The photograph above shows a rare aileron mass balance. The Halifax had two of these; one on the top side of the end of each wing to stop the ailerons flapping about. Made of lead many were removed from crash sites at the time and they rarely turn up at crash sites today. Museum volunteer Graham Sharpe made a mould of this and two copies are now mounted on the Halifax at the Yorkshire Air museum which was missing these items. LW278's loss is forever recognised on this reproduction aircraft.
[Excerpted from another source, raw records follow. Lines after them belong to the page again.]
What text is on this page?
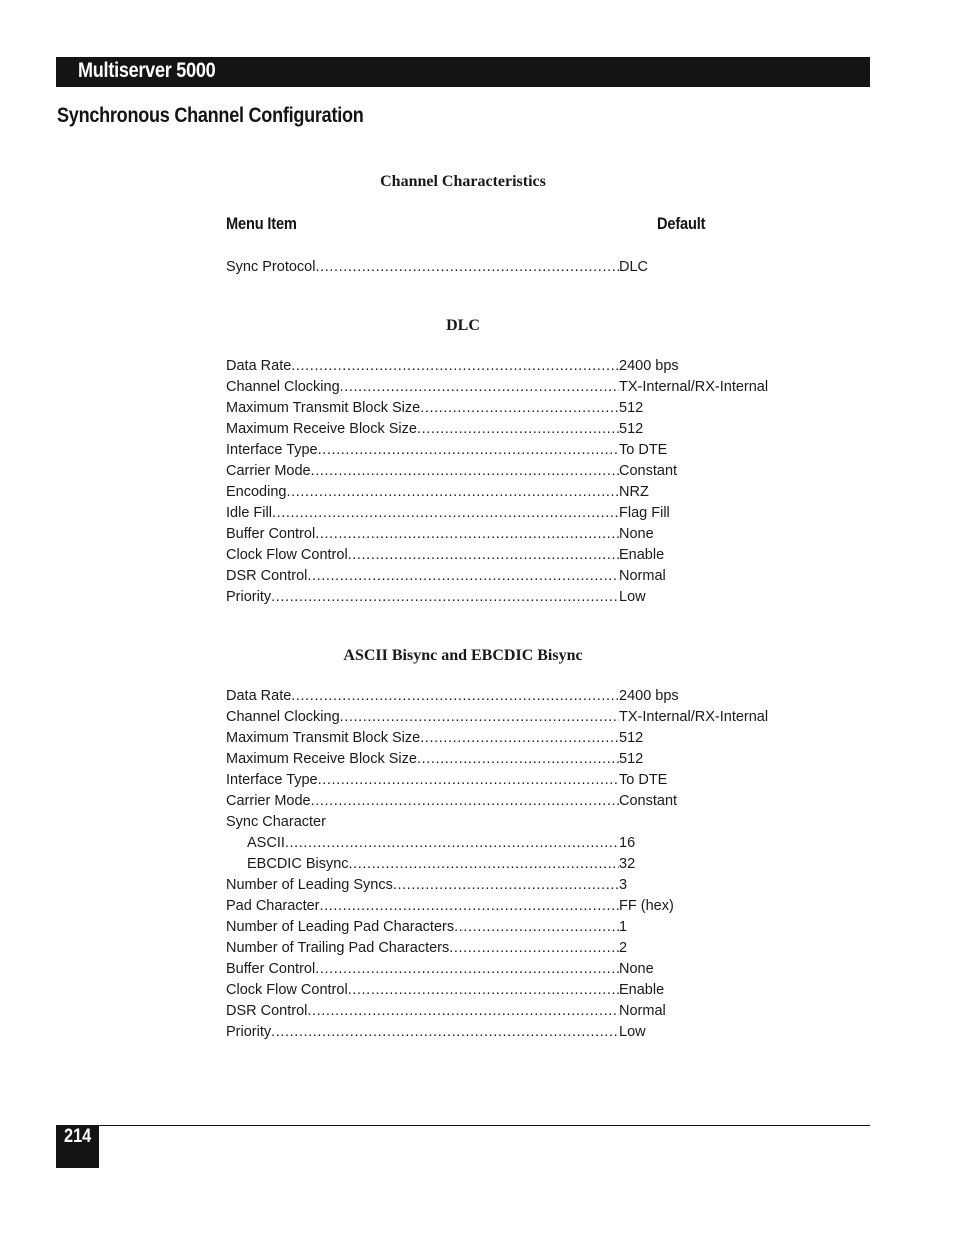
Multiserver 5000
Synchronous Channel Configuration
Channel Characteristics
Menu Item	Default
Sync Protocol .....	DLC
DLC
Data Rate .....	2400 bps
Channel Clocking .....	TX-Internal/RX-Internal
Maximum Transmit Block Size .....	512
Maximum Receive Block Size .....	512
Interface Type .....	To DTE
Carrier Mode .....	Constant
Encoding .....	NRZ
Idle Fill .....	Flag Fill
Buffer Control .....	None
Clock Flow Control .....	Enable
DSR Control .....	Normal
Priority .....	Low
ASCII Bisync and EBCDIC Bisync
Data Rate .....	2400 bps
Channel Clocking .....	TX-Internal/RX-Internal
Maximum Transmit Block Size .....	512
Maximum Receive Block Size .....	512
Interface Type .....	To DTE
Carrier Mode .....	Constant
Sync Character
ASCII .....	16
EBCDIC Bisync .....	32
Number of Leading Syncs .....	3
Pad Character .....	FF (hex)
Number of Leading Pad Characters .....	1
Number of Trailing Pad Characters .....	2
Buffer Control .....	None
Clock Flow Control .....	Enable
DSR Control .....	Normal
Priority .....	Low
214
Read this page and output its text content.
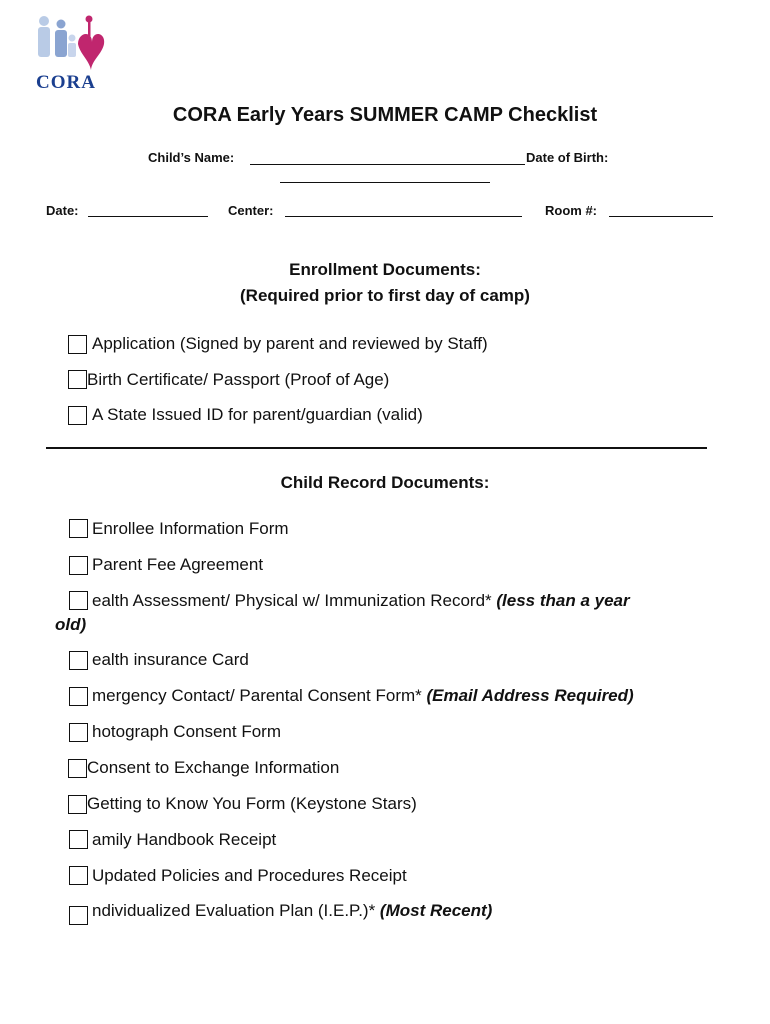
CORA
CORA Early Years SUMMER CAMP Checklist
Child’s Name:	Date of Birth:
Date:	Center:	Room #:
Enrollment Documents:
(Required prior to first day of camp)
Application (Signed by parent and reviewed by Staff)
Birth Certificate/ Passport (Proof of Age)
A State Issued ID for parent/guardian (valid)
Child Record Documents:
Enrollee Information Form
Parent Fee Agreement
ealth Assessment/ Physical w/ Immunization Record* (less than a year
old)
ealth insurance Card
mergency Contact/ Parental Consent Form* (Email Address Required)
hotograph Consent Form
Consent to Exchange Information
Getting to Know You Form (Keystone Stars)
amily Handbook Receipt
Updated Policies and Procedures Receipt
ndividualized Evaluation Plan (I.E.P.)* (Most Recent)
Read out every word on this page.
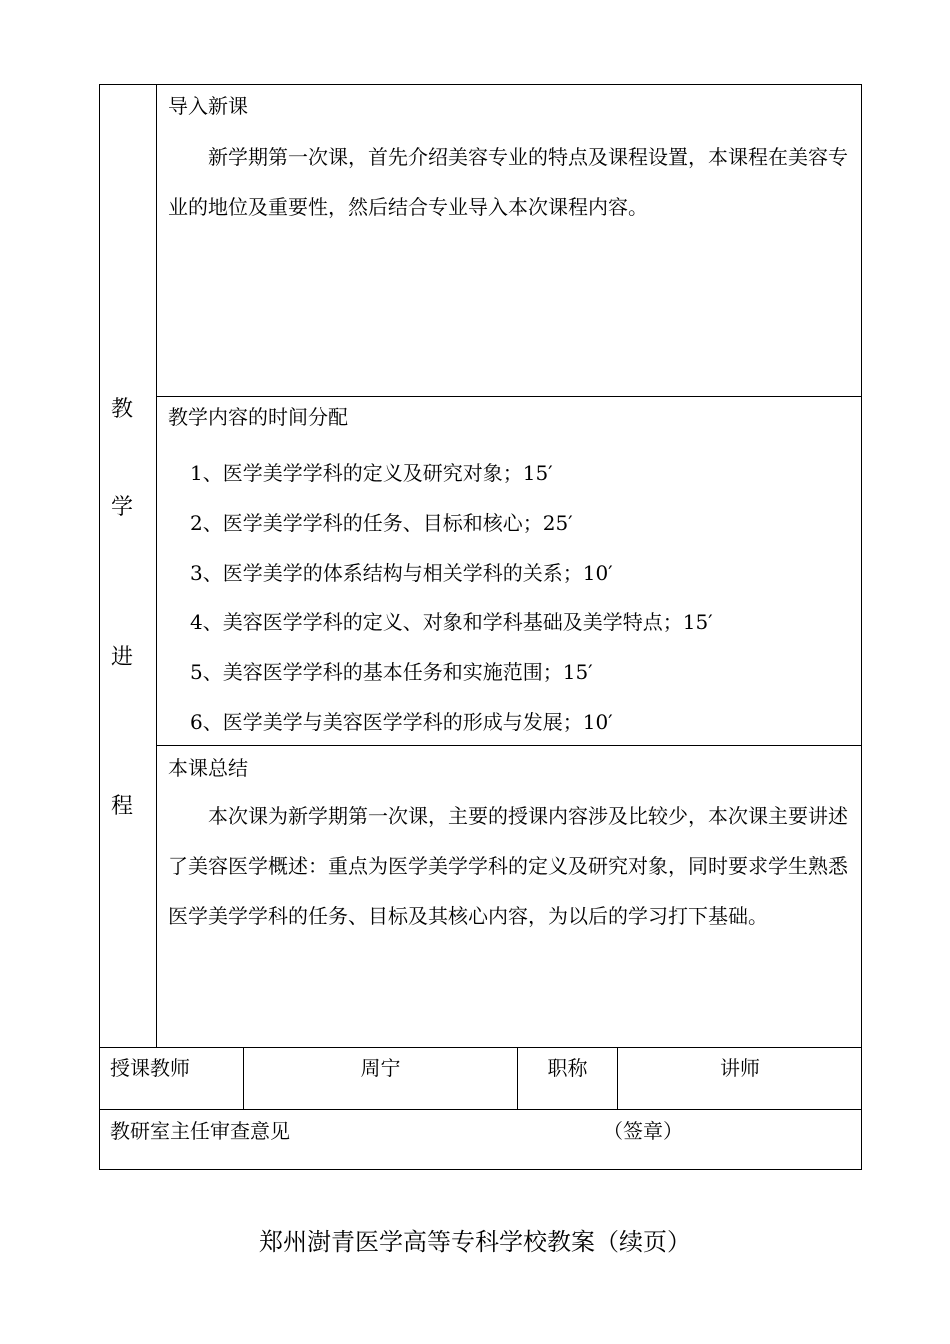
教
学
进
程
导入新课
新学期第一次课，首先介绍美容专业的特点及课程设置，本课程在美容专业的地位及重要性，然后结合专业导入本次课程内容。
教学内容的时间分配
1、医学美学学科的定义及研究对象；15′
2、医学美学学科的任务、目标和核心；25′
3、医学美学的体系结构与相关学科的关系；10′
4、美容医学学科的定义、对象和学科基础及美学特点；15′
5、美容医学学科的基本任务和实施范围；15′
6、医学美学与美容医学学科的形成与发展；10′
本课总结
本次课为新学期第一次课，主要的授课内容涉及比较少，本次课主要讲述了美容医学概述：重点为医学美学学科的定义及研究对象，同时要求学生熟悉医学美学学科的任务、目标及其核心内容，为以后的学习打下基础。
授课教师	周宁	职称	讲师
教研室主任审查意见	（签章）
郑州澍青医学高等专科学校教案（续页）
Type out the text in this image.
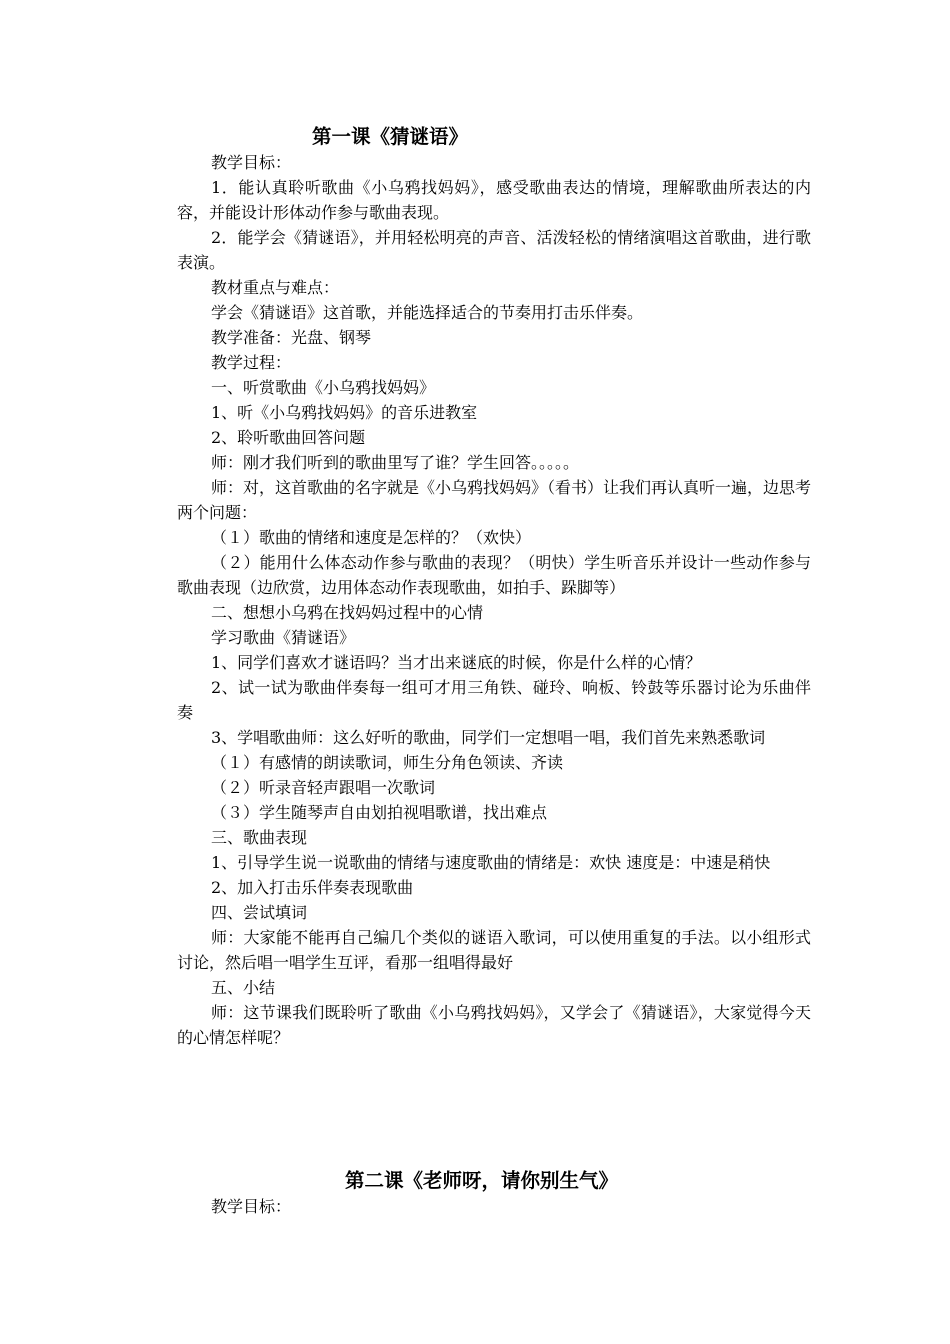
第一课《猜谜语》

教学目标：

1．能认真聆听歌曲《小乌鸦找妈妈》，感受歌曲表达的情境，理解歌曲所表达的内容，并能设计形体动作参与歌曲表现。

2．能学会《猜谜语》，并用轻松明亮的声音、活泼轻松的情绪演唱这首歌曲，进行歌表演。

教材重点与难点：

学会《猜谜语》这首歌，并能选择适合的节奏用打击乐伴奏。

教学准备：光盘、钢琴

教学过程：

一、听赏歌曲《小乌鸦找妈妈》

1、听《小乌鸦找妈妈》的音乐进教室

2、聆听歌曲回答问题

师：刚才我们听到的歌曲里写了谁？学生回答。。。。。

师：对，这首歌曲的名字就是《小乌鸦找妈妈》（看书）让我们再认真听一遍，边思考两个问题：

（１）歌曲的情绪和速度是怎样的？（欢快）

（２）能用什么体态动作参与歌曲的表现？（明快）学生听音乐并设计一些动作参与歌曲表现（边欣赏，边用体态动作表现歌曲，如拍手、跺脚等）

二、想想小乌鸦在找妈妈过程中的心情

学习歌曲《猜谜语》

1、同学们喜欢才谜语吗？当才出来谜底的时候，你是什么样的心情？

2、试一试为歌曲伴奏每一组可才用三角铁、碰玲、响板、铃鼓等乐器讨论为乐曲伴奏

3、学唱歌曲师：这么好听的歌曲，同学们一定想唱一唱，我们首先来熟悉歌词

（１）有感情的朗读歌词，师生分角色领读、齐读

（２）听录音轻声跟唱一次歌词

（３）学生随琴声自由划拍视唱歌谱，找出难点

三、歌曲表现

1、引导学生说一说歌曲的情绪与速度歌曲的情绪是：欢快 速度是：中速是稍快

2、加入打击乐伴奏表现歌曲

四、尝试填词

师：大家能不能再自己编几个类似的谜语入歌词，可以使用重复的手法。以小组形式讨论，然后唱一唱学生互评，看那一组唱得最好

五、小结

师：这节课我们既聆听了歌曲《小乌鸦找妈妈》，又学会了《猜谜语》，大家觉得今天的心情怎样呢？

第二课《老师呀，请你别生气》

教学目标：
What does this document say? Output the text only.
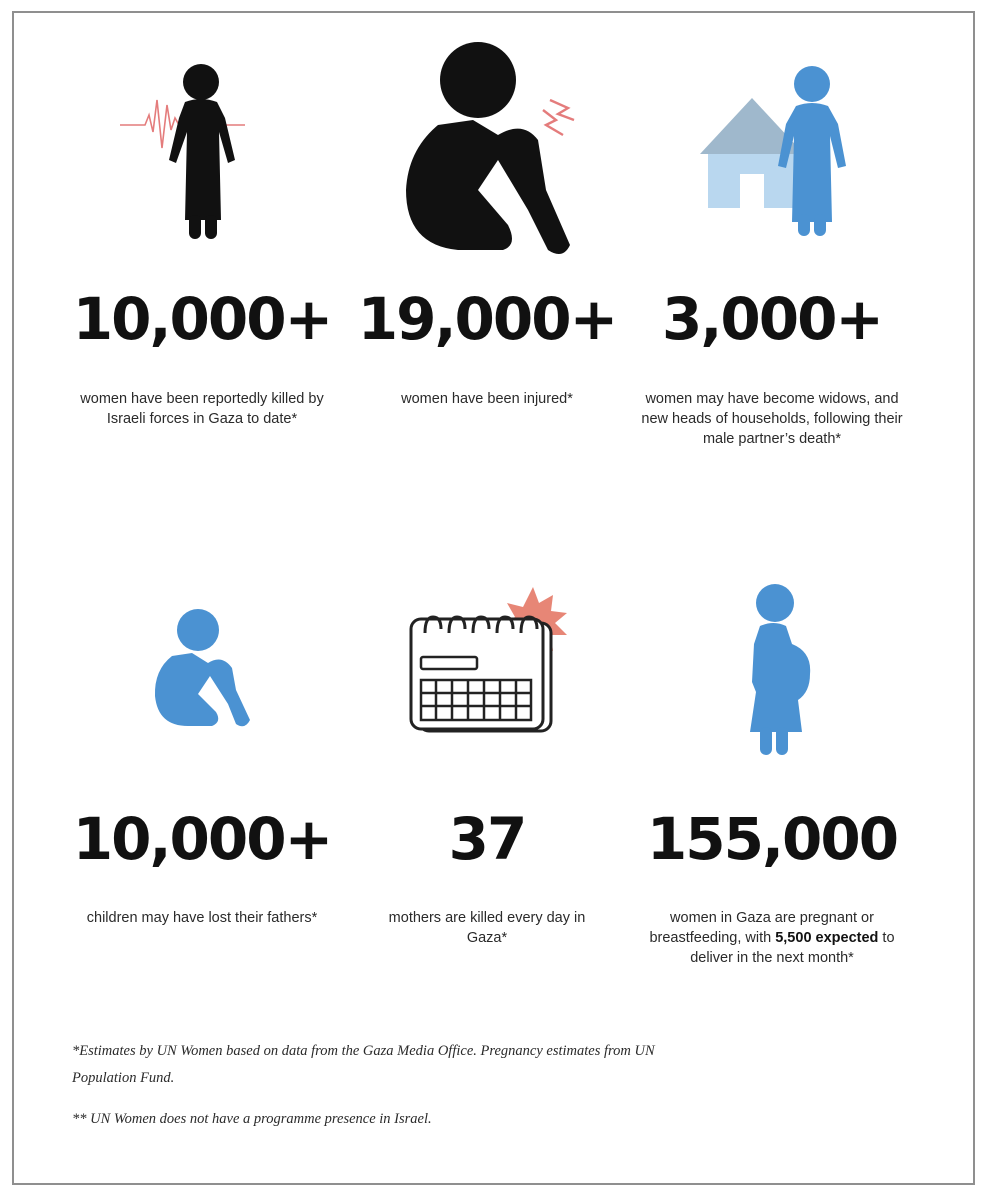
10,000+ 19,000+ 3,000+
10,000+	37	155,000
women have been reportedly killed by Israeli forces in Gaza to date*
women have been injured*	women may have become widows, and new heads of households, following their male partner’s death*
children may have lost their fathers*	mothers are killed every day in Gaza*
women in Gaza are pregnant or breastfeeding, with 5,500 expected to deliver in the next month*
*Estimates by UN Women based on data from the Gaza Media Office. Pregnancy estimates from UN Population Fund.
** UN Women does not have a programme presence in Israel.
The photograph above left shows an instrument face found near the crash site many years ago by aviation historian Mr Ken Reast. Ken finding this was the key to me locating the crash site. Ken had located parts of the aircraft in a field near the crash site in the 1990s, this location was where I believe the RAF brought the wreckage to prior to it being removed by lorry from the crash site. The photograph on the right is what was labelled as being from Halifax LW278 and in the collection of Eric Barton and I have obtained to re-home, unfortunately I don't believe that the Halifax would have housed both airspeed indicators so one must have been erronously bagged. The actually crash location I had been informed by Mr Sharp (from Dialstone) was in woodland so Ken's location must have been below the crash site. I began a search of the woodland immediately above Ken's location and eventually found the site in 2008. I returned a number of times between learning the woodland was to be felled and it then being felled in 2010 to record what was where. Normally any clear-felling by machinery destroys crash sites. I returned to the site in early 2011 to see what damage had been done. The forestry team marked the location of the main collection of wreckage, thankfully this was left untouched but the impact crater was filled in with waste timber unfortunately. I returned to the crash site just after the 75th anniversary of the accident and is much changed. The area of conifers that were cut down has began to re-grow in small beech trees but is totally overgrown with brambles although a small path through has been cut by someone clearly laying a remembrance poppy at the site on a number of occasions. Great to see this at one of the lesser known sites in the area.


Various pieces of propeller blades found in the woodland which shows that aircraft had not lost all the blades in the first contact with the ground near Dialstone Farm.


The painted fragment above I think once showed the lettering "Mod 929" hand painted. Can anyone suggest was Mod 929 was please?

The item above shows a typical Halifax part number.